Jessica Strong from Intermountain Primary Children’s Hospital joined us to share what adults can do to keep children safe in and around water.
She said it is good to start kids out young for swim lessons because it teaches them to be more competent in the water. However, having your child be a good swimmer is no replacement for being cautious around water.
Summertime is filled with days at the pool, lake and even the beach. Here are some tips to be made aware of to ensure safety when having fun this summer:
- Be sure adults are present and actively watching children when they swim.
- Take turns with other adults so there is always a dedicated water-watcher.
- Water wings are not sufficient floatation devices, as they can deflate or fall off.
- Life jackets are recommended.
- Teach children to stay away from water while hiking or camping.
- With a lot of precipitation and snow runoff, rivers are fast, full, and cold, making them deadly.
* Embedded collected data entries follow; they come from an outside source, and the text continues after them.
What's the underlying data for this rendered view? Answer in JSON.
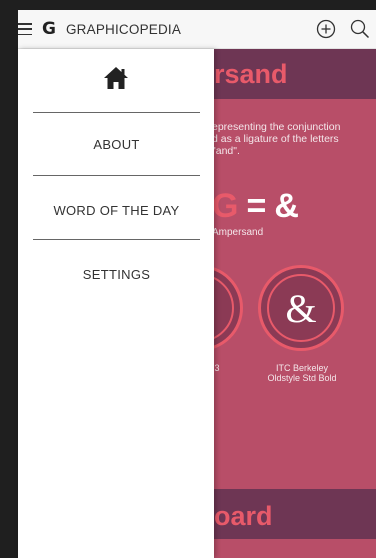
{
  "app": {
    "logo": "G",
    "title": "GRAPHICOPEDIA"
  },
  "drawer": {
    "items": [
      {
        "label": "ABOUT"
      },
      {
        "label": "WORD OF THE DAY"
      },
      {
        "label": "SETTINGS"
      }
    ]
  },
  "content": {
    "title_visible": "rsand",
    "description_visible": "epresenting the conjunction\nd as a ligature of the letters\n\"and\".",
    "formula_left": "G",
    "formula_equals": "=",
    "formula_right": "&",
    "formula_caption_visible": "Ampersand",
    "examples": [
      {
        "glyph": "",
        "caption_visible": ".3"
      },
      {
        "glyph": "&",
        "caption": "ITC Berkeley\nOldstyle Std Bold"
      }
    ],
    "lower_title_visible": "oard"
  },
  "colors": {
    "band": "#6e3654",
    "accent": "#e85a6a",
    "background": "#b84e68"
  },
  "icons": [
    "menu-icon",
    "add-icon",
    "search-icon",
    "home-icon"
  ]
}
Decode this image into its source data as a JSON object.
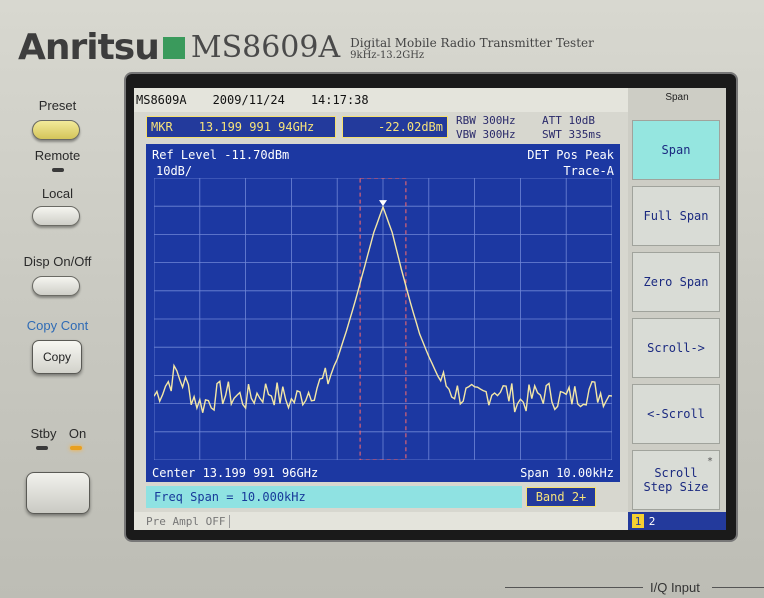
{
  "brand": {
    "logo": "Anritsu",
    "model": "MS8609A",
    "description": "Digital Mobile Radio Transmitter Tester",
    "freq_range": "9kHz-13.2GHz",
    "accent": "#3a9a5c"
  },
  "front_panel": {
    "preset_label": "Preset",
    "remote_label": "Remote",
    "local_label": "Local",
    "disp_label": "Disp  On/Off",
    "copy_cont_label": "Copy  Cont",
    "copy_button": "Copy",
    "stby_label": "Stby",
    "on_label": "On",
    "iq_label": "I/Q  Input"
  },
  "screen": {
    "topbar": {
      "model": "MS8609A",
      "date": "2009/11/24",
      "time": "14:17:38"
    },
    "marker": {
      "label": "MKR",
      "frequency": "13.199 991 94GHz",
      "level": "-22.02dBm"
    },
    "params": {
      "rbw": "RBW 300Hz",
      "att": "ATT  10dB",
      "vbw": "VBW 300Hz",
      "swt": "SWT  335ms"
    },
    "plot": {
      "ref_level": "Ref Level -11.70dBm",
      "scale": "10dB/",
      "det": "DET  Pos Peak",
      "trace": "Trace-A",
      "center": "Center 13.199 991 96GHz",
      "span": "Span 10.00kHz"
    },
    "freq_span_entry": "Freq Span = 10.000kHz",
    "band": "Band 2+",
    "status": "Pre Ampl OFF",
    "softkeys": {
      "title": "Span",
      "items": [
        {
          "label": "Span",
          "active": true
        },
        {
          "label": "Full Span",
          "active": false
        },
        {
          "label": "Zero Span",
          "active": false
        },
        {
          "label": "Scroll->",
          "active": false
        },
        {
          "label": "<-Scroll",
          "active": false
        },
        {
          "label1": "Scroll",
          "label2": "Step Size",
          "mark": "*",
          "active": false
        }
      ],
      "pages": [
        "1",
        "2"
      ],
      "current_page": "1"
    }
  },
  "chart_data": {
    "type": "line",
    "title": "",
    "xlabel": "",
    "ylabel": "",
    "center_frequency": "13.199 991 96GHz",
    "span": "10.00kHz",
    "ref_level_dbm": -11.7,
    "db_per_div": 10,
    "xlim": [
      -5,
      5
    ],
    "x_unit": "kHz offset from center",
    "ylim": [
      -111.7,
      -11.7
    ],
    "grid": true,
    "series": [
      {
        "name": "Trace-A",
        "x": [
          -5.0,
          -4.5,
          -4.0,
          -3.5,
          -3.0,
          -2.5,
          -2.0,
          -1.5,
          -1.2,
          -1.0,
          -0.8,
          -0.6,
          -0.4,
          -0.2,
          0.0,
          0.2,
          0.4,
          0.6,
          0.8,
          1.0,
          1.2,
          1.5,
          2.0,
          2.5,
          3.0,
          3.5,
          4.0,
          4.5,
          5.0
        ],
        "y": [
          -89,
          -81,
          -92,
          -88,
          -90,
          -87,
          -91,
          -86,
          -83,
          -76,
          -66,
          -55,
          -43,
          -31,
          -22,
          -31,
          -44,
          -56,
          -67,
          -75,
          -82,
          -87,
          -90,
          -86,
          -91,
          -88,
          -90,
          -87,
          -89
        ]
      }
    ],
    "marker": {
      "x": 0.0,
      "y": -22.02
    }
  }
}
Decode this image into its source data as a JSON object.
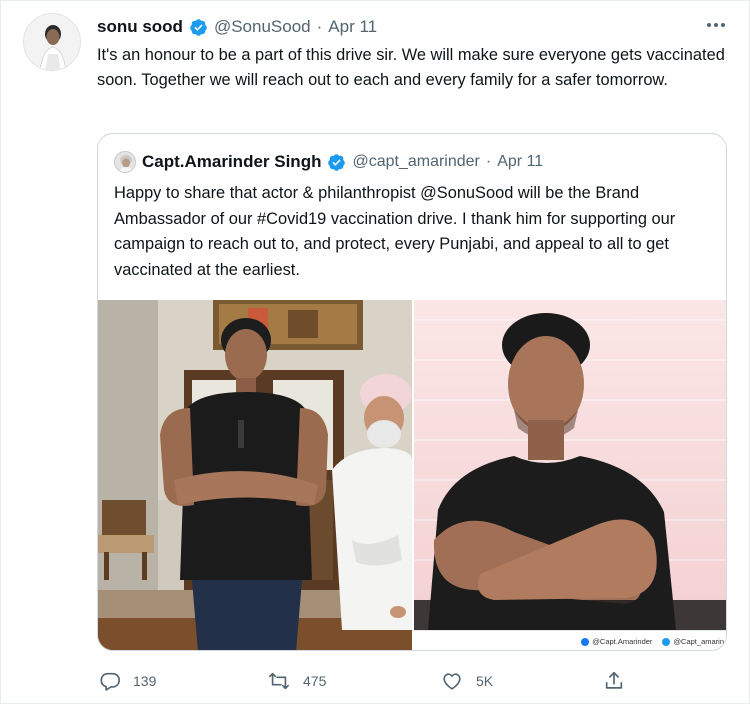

- If a child falls in, call 911. Don’t jump in after them.
- Young children are top-heavy. Swimming pools, bathtubs, and containers with even a little water can result in a toddler falling in head first and possibly unable to get out of the water by themselves.
- When not in use, kiddie pools and other containers should be drained and turned upside-down to prevent injury.
- If you have a pool, keep a locked gate around it at all times.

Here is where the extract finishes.